Following to ROS production, mitochondrial membrane potential (MMP) is disrupted via formation of permeability transition pores that leads to induction of mitochondrial permeability transition (MPT) (Wong, 2011; Theodosakis et al., 2014). The later causes mitochondrial swelling and release of several pro-apoptotic proteins such as cytochrome c, Smac/DIABLO and the apoptosis-inducing factor (AIF) from mitochondria into cytosol (Scatena, 2012; Theodosakis et al., 2014). Although both T. coronatus crude extract and its F1 fraction induced the MMP collapse in the mitochondria from the melanoma tissues, but F1 fraction collapsed MMP in lower concentrations in comparison to the crude extract. Increased mitochondrial swelling as an indicator of MPT was also monitored during our study. T. coronatus crude extract and its F1 fraction caused significant mitochondrial swelling again, only in the mitochondria obtained from cancerous but, not extra tumoral tissue along with cytochrome c release into cytosol which is also a consequence of MPT pore-opening. MPT is as associated with apoptotic protease activating factor 1 (APAF-1) and formation of a complex with pro-caspase-9, followed by activation of downstream caspases (Scatena, 2012). Moreover, pretreatment with both Cs.A as an inhibitor of MPT pore and BHT as a ROS scavenger completely blocked the release of cytochrome c from the mitochondria obtained from cancerous tissues, which proves our assumption that apoptosis induction by T. coronatus extract crude extract and its F1 fraction are due to the oxidative stress and relies on the opening of the MPT pore.

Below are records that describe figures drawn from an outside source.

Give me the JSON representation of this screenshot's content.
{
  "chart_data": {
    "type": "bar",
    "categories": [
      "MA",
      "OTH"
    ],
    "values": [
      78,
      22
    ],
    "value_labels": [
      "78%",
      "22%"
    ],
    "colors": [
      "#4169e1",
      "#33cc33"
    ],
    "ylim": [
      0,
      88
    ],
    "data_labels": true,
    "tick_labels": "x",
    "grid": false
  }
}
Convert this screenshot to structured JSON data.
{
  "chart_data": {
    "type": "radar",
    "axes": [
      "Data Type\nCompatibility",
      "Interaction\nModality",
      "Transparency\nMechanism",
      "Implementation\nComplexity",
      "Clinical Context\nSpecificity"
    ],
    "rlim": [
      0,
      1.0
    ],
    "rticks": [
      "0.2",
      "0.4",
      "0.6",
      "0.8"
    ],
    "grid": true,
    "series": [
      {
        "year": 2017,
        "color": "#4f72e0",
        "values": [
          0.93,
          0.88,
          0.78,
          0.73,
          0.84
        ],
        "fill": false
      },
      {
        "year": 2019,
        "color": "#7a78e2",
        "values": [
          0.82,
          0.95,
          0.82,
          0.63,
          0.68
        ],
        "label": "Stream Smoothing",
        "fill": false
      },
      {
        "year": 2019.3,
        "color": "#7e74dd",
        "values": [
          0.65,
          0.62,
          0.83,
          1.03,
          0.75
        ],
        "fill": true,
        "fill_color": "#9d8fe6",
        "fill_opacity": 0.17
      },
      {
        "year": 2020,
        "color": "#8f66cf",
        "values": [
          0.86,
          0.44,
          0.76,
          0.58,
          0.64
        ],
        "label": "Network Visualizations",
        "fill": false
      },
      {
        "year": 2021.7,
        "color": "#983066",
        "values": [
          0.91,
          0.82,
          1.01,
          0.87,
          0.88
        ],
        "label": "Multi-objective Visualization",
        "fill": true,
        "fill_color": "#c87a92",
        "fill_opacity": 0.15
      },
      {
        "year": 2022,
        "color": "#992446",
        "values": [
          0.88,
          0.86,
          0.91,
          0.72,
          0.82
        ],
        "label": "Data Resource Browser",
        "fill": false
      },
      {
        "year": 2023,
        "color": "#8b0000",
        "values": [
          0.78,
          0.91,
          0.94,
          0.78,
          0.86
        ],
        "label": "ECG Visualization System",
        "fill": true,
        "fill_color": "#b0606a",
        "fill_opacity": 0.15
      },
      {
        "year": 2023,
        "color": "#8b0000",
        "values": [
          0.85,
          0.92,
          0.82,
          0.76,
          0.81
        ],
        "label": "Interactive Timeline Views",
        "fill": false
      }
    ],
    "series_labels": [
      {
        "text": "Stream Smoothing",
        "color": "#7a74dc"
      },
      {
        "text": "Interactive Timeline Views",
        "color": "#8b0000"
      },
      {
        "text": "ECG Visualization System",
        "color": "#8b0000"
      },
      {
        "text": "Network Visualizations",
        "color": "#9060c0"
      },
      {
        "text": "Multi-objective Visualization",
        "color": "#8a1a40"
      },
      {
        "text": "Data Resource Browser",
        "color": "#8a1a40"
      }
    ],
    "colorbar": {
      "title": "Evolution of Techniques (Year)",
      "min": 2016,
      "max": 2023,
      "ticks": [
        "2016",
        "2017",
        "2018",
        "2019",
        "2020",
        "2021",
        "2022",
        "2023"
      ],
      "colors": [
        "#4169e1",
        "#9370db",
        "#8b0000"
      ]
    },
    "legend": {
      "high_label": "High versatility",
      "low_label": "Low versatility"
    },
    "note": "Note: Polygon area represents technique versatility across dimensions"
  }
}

The caspase-3 plays a terminative role of the apoptosis signaling as an important executioner. When activated, it cleaves a series of substrates, orchestrating apoptosis (Wong, 2011; Mirshamsi et al., 2017). In this study, our results showed that F1 fraction induced a significant increase of caspase-3 activity in the animal melanoma cells and caused apoptosis enhancement. Therefore, we concluded that fraction 1 (F1) of T. coronatus could directly and selectively target mitochondria and induce apoptosis in melanoma cells and inhibits tumor growth. F1 fraction can therefore be a potential candidate as a novel anti-tumor agent against melanoma cells.

Statement conflict of Interest

No potential conflict of interest was reported by the authors.